At about the same time wireless networks were starting, Ethernet came to mobile computers. The year 1988 saw the Pocket LAN Adapter from Xircom. This device plugged into a notebook's parallel port to enable 10-Mbps LAN connections via a cable. The product proved so popular that by 1992, most mobile computers featured integrated Ethernet ports in 10-Mbps, 100-Mbps and, eventually, 1,000-Mbps versions. But they still needed a wire.

The PC Card and the later, faster PCBus standards, spawned myriad slide-in cards incorporating a choice of Ethernet and a modem, modem-to-cellular phone connector, and even cellular modems and phones on a card. Ethernet was fast but wired. Wireless was mobile but slow. Finally, in 1999, they married.

The 802.11b wireless Ethernet standard launched the Golden Age of mobile communications. The technology offers speeds of up to 11 Mbps at 100 feet to 300 feet from a base station, enabling productivity equivalent to wired LAN access. Then the 802.11a standard raised the bar to 54 Mbps over shorter ranges. The 802.11 standard--better known as Wi-Fi, short for Wireless Fidelity--has continued to evolve.

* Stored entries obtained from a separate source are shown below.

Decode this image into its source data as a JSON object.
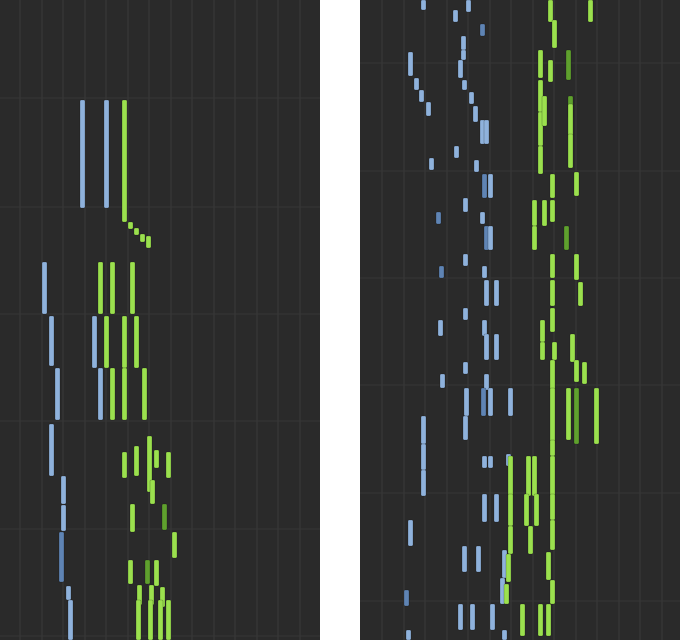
{
  "colors": {
    "background": "#2a2a2a",
    "grid_line": "#3b3b3b",
    "row_line": "#353535",
    "blue_note": "#8fb2dc",
    "blue_note_dim": "#5f84b4",
    "green_note": "#9be04e",
    "green_note_dim": "#5fa02e"
  },
  "panels": {
    "left": {
      "label": "piano-roll-left"
    },
    "right": {
      "label": "piano-roll-right"
    }
  }
}
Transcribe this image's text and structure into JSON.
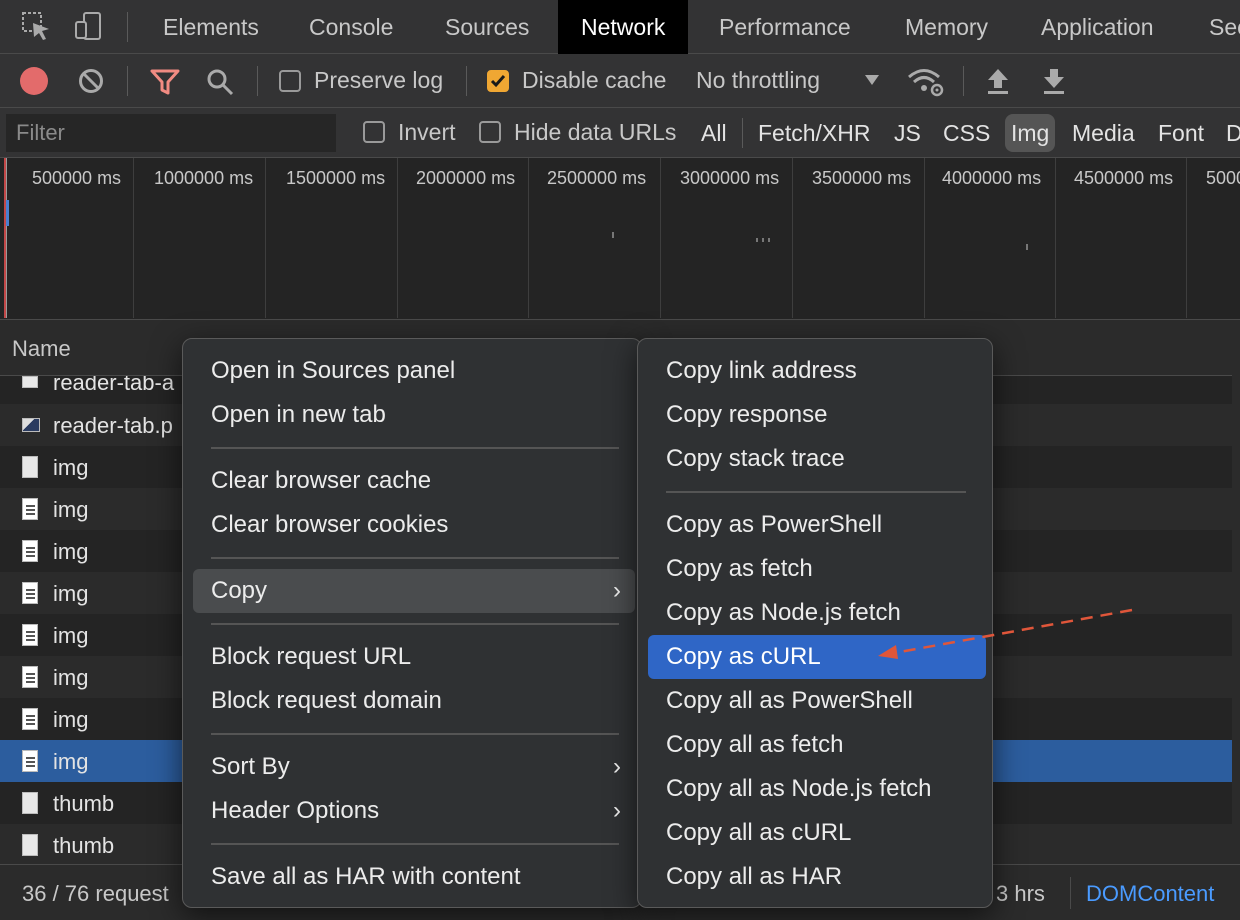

At the same time, bulky antennas quickly yielded to PCBus cards. By 2003, nearly 90 percent of all notebooks were shipped with a Wi-Fi card. And Wi-Fi has spawned a new industry of wireless ISPs that provide "hotspots" of Wi-Fi access in airports, cafes, hotels and other public spaces.

The future looks even faster. An 802.11n standard is in the works to support more than 100 Mbps. Cellular operators are demonstrating 1 Gbps in lab environments. And Wi-Fi hotspot coverage continues to expand, in some cases covering entire metropolitan areas. Cellular service, however, is likely to grow more slowly, due to both the multibillion-dollar costs of upgrading cellular networks and wrangles over international standards.

The Battery Barrier

With lightweight notebooks our constant companions, battery life is seen as the killer function. Unfortunately, today's battery technology has neared the limits of physics, and longer battery life is probably unfeasible until the industry switches to a new battery technology. Some of those technologies include "smart" batteries, lithium-polymer (Li-poly) and fuel cells.

Tandy's pioneering TRS Model 100 used four AA alkaline cells. Apple's original Mac Portable held a lead-acid battery so heavy it would outweigh many of today's ultra-thin notebooks. Throughout the 1980s, rechargeable nickel-cadmium (NiCd) batteries were most common. They were followed, in turn, by less toxic nickel-metal hydride (NiMh) batteries, which stored 40 percent more watt-hours per kilogram than NiCd. But since 1993, the standard has been the lithium-ion (Li-ion) battery, which offers roughly triple the energy density of NiCd.

Battery makers have recently started to add electronics that create "smart" batteries. A smart battery essentially monitors itself. It notes its state-of-charge, remaining voltage, drawn current levels, internal temperature and other battery-health factors. These batteries can also communicate with the systems they power. For example, a smart notebook battery could alert the computer, say, 10 minutes before it needs a recharge.

On the next frontier of battery technology is Li-poly. This technology could replace Li-ion within the next few years. Li-poly's energy density is slightly lower than Li-ion's. It's also cheaper to manufacture. Further, Li-poly batteries are lighter, since they don't need a metal case. Their shapes are also less constrained, so they can be made to better fit notebook designs. And from a safety perspective, Li-poly batteries are less susceptible to overheating and electrolyte leakage.

Assuming Li-poly technology catches on, it may be the last battery your notebook ever sees, as fuel cells catch on. Unlike batteries--which store electricity--fuel cells combine hydrogen and oxygen to produce water and electricity. The energy density of a fuel cell is from five to 10 times that of a Li-ion equivalent, which means it can be dramatically smaller.

But until the battery's equivalent of a Fountain of Youth is discovered, these innovations point to the future's most likely direction.